L’INRA a conduit une enquête sur 1 000 m2, en comptabilisant très scrupuleusement tout ce qui était utilisé et tout ce qui était produit, pour mesurer la productivité de cette surface très réduite. Elle conclut à l’agradation du sol (l’amélioration de ses qualités pédologiques), à une production qui, si elle nécessite un travail de 43 heures hebdomadaires, permet de dégager un revenu net de l’ordre de 1 000 à 1 500 € par mois. Le modèle est donc viable.
Au-delà, ces pratiques permettent d’employer une trentaine d’employés à l’hectare (soit une surface dix fois plus importante), sans prendre en compte les emplois indirects (entretien du matériel, valorisation de la production, etc.). On a donc un modèle alternatif à l’agriculture productiviste. Mais il constitue également une réponse à l’éloignement croissant entre la production agricole et les consommateurs. Ainsi, à New York, les producteurs étaient présents dans un rayon de 10 km en 1900 ; aujourd’hui, la déconnexion est totale.
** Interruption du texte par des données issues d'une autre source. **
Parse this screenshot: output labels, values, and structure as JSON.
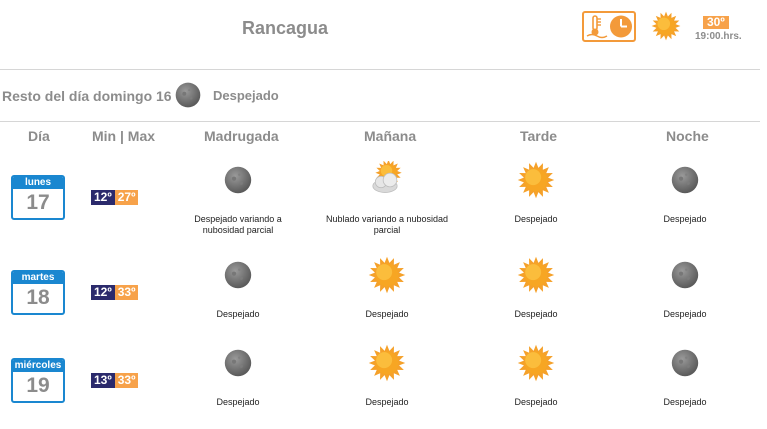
{
  "header": {
    "city": "Rancagua",
    "current_temp": "30º",
    "current_time": "19:00.hrs.",
    "thermo_clock_icon": "thermometer-clock-icon",
    "current_icon": "sun-icon"
  },
  "rest_of_day": {
    "label": "Resto del día domingo 16",
    "icon": "moon-clear-icon",
    "description": "Despejado"
  },
  "columns": {
    "day": "Día",
    "minmax": "Min | Max",
    "madrugada": "Madrugada",
    "manana": "Mañana",
    "tarde": "Tarde",
    "noche": "Noche"
  },
  "days": [
    {
      "weekday": "lunes",
      "date": "17",
      "min": "12º",
      "max": "27º",
      "madrugada": {
        "icon": "moon-clear-icon",
        "text": "Despejado variando a nubosidad parcial"
      },
      "manana": {
        "icon": "sun-cloud-icon",
        "text": "Nublado variando a nubosidad parcial"
      },
      "tarde": {
        "icon": "sun-icon",
        "text": "Despejado"
      },
      "noche": {
        "icon": "moon-clear-icon",
        "text": "Despejado"
      }
    },
    {
      "weekday": "martes",
      "date": "18",
      "min": "12º",
      "max": "33º",
      "madrugada": {
        "icon": "moon-clear-icon",
        "text": "Despejado"
      },
      "manana": {
        "icon": "sun-icon",
        "text": "Despejado"
      },
      "tarde": {
        "icon": "sun-icon",
        "text": "Despejado"
      },
      "noche": {
        "icon": "moon-clear-icon",
        "text": "Despejado"
      }
    },
    {
      "weekday": "miércoles",
      "date": "19",
      "min": "13º",
      "max": "33º",
      "madrugada": {
        "icon": "moon-clear-icon",
        "text": "Despejado"
      },
      "manana": {
        "icon": "sun-icon",
        "text": "Despejado"
      },
      "tarde": {
        "icon": "sun-icon",
        "text": "Despejado"
      },
      "noche": {
        "icon": "moon-clear-icon",
        "text": "Despejado"
      }
    }
  ],
  "colors": {
    "accent_orange": "#f7a24a",
    "accent_blue": "#1a87d0",
    "min_navy": "#2b2a6c",
    "text_gray": "#8c8c8c"
  }
}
En conclusion, les auteurs estiment que leur système agricole incite à l’optimisme. Il permet la restauration d’une agriculture à taille humaine, associée à des pratiques qui offrent des rendements importants en protégeant les capacités du sol à se régénérer (par une moindre pression). Il peut convenir à l’agriculture des pays du Sud, particulièrement menacée par l’influence du modèle productiviste. Mais il convient également à celle des pays du Nord : la productivité n’est pas forcément là on croit qu’elle est. Il montre qu’un autre rapport à l’espace est possible, ce qui influe également sur les paysages. Au lieu des vastes openfields
hyper-spécialisés, dont les rendements stagnent (au mieux) voire diminuent, on peut mettre en place des parcelles assez réduites très productives. Enfin, ce modèle influe sur les rapports sociaux : il incite à une plus forte coopération, par la mutualisation des moyens matériels et des bras ; par l’échange des pratiques, etc.
On retrouve alors l’ambition du projet permaculturel, à savoir qu’il n’est pas une méthode agricole, mais qu’il incite à considérer un vaste ensemble d’éléments, en interaction, dont les hommes sont partie prenante.